Cr(NO3)2(aq) + Ba(OH)2(aq) Cr(OH)2(s) + Ba(NO3)2(aq)

joannablackwelder · Answer

First, count all reactant element and product elements. Numbers balance with 1 mol of each ionic compound. So, we can now convert. 140 mol Cr(NO3)2 *(1L/1000mL)*(0.790 mol Cr(NO3)2/1L)*(1 mol Ba(OH)2/1 mol Cr(NO3)2)*(1L/0.570 mol Ba(OH)2)*(1000 mL/1L)= 194 mL of Ba(OH)2. Do you see how al the other units cancel out?

anonymous · Answer

Yes. I was just wondering when they asked in the question "140 mL of 0.790 M Cr(NO3)2 solution as Cr(OH)2" what exactly do they mean by "as Cr(OH)2?"

anonymous · Answer

Does that even related to the problem?

joannablackwelder · Answer

I thin what they mean is that the other ions will still be floating around in the aqueous solution while the Cu(OH)2 precipitates out of solution.

anonymous · Answer

But with that being said you don't need to use the mole or molar mass of Cu(OH)2 right? (It's just confusing since they included in the question if it doesn't need to be part of the solution)

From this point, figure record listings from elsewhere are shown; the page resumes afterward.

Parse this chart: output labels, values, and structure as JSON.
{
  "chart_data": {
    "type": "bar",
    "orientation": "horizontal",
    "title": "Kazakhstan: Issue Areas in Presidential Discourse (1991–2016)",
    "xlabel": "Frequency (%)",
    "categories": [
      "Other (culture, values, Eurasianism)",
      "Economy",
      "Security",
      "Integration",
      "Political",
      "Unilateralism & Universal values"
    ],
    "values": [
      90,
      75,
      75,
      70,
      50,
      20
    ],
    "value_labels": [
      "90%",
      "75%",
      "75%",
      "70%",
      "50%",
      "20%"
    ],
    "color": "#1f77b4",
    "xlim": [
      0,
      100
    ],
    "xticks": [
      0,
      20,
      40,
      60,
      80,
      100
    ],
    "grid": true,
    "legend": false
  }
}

joannablackwelder · Answer

Why would you not?

anonymous · Answer

Well, the reason i'm asking is because I don't get it so I don't know why I wouldn't use it.

anonymous · Answer

Someone already made the calculations and they didn't use it

joannablackwelder · Answer

It is true that you don't need the molar mass because you are not converting  to mass, but you do need the molar ratio between the reactants.

joannablackwelder · Answer

*Between the reactants and products

anonymous · Answer

But when you did it, I don't see you using the mole ratio of Cu(OH)2, unless I've missed it

joannablackwelder · Answer

I did use the mol ratio. Since i is 1:1 it desn't affect anything and is easy to miss. Try writing out the conversion I typed.

joannablackwelder · Answer

*Since it

anonymous · Answer

I wrote it out but don't see where you used it. The answer is correct. I'll figure that part out myself. Thank you very much for the help!

joannablackwelder · Answer

I used it when I multiplied by 1 mol Ba(OH)2/1 mol Cr(NO3)2. Hope that helps!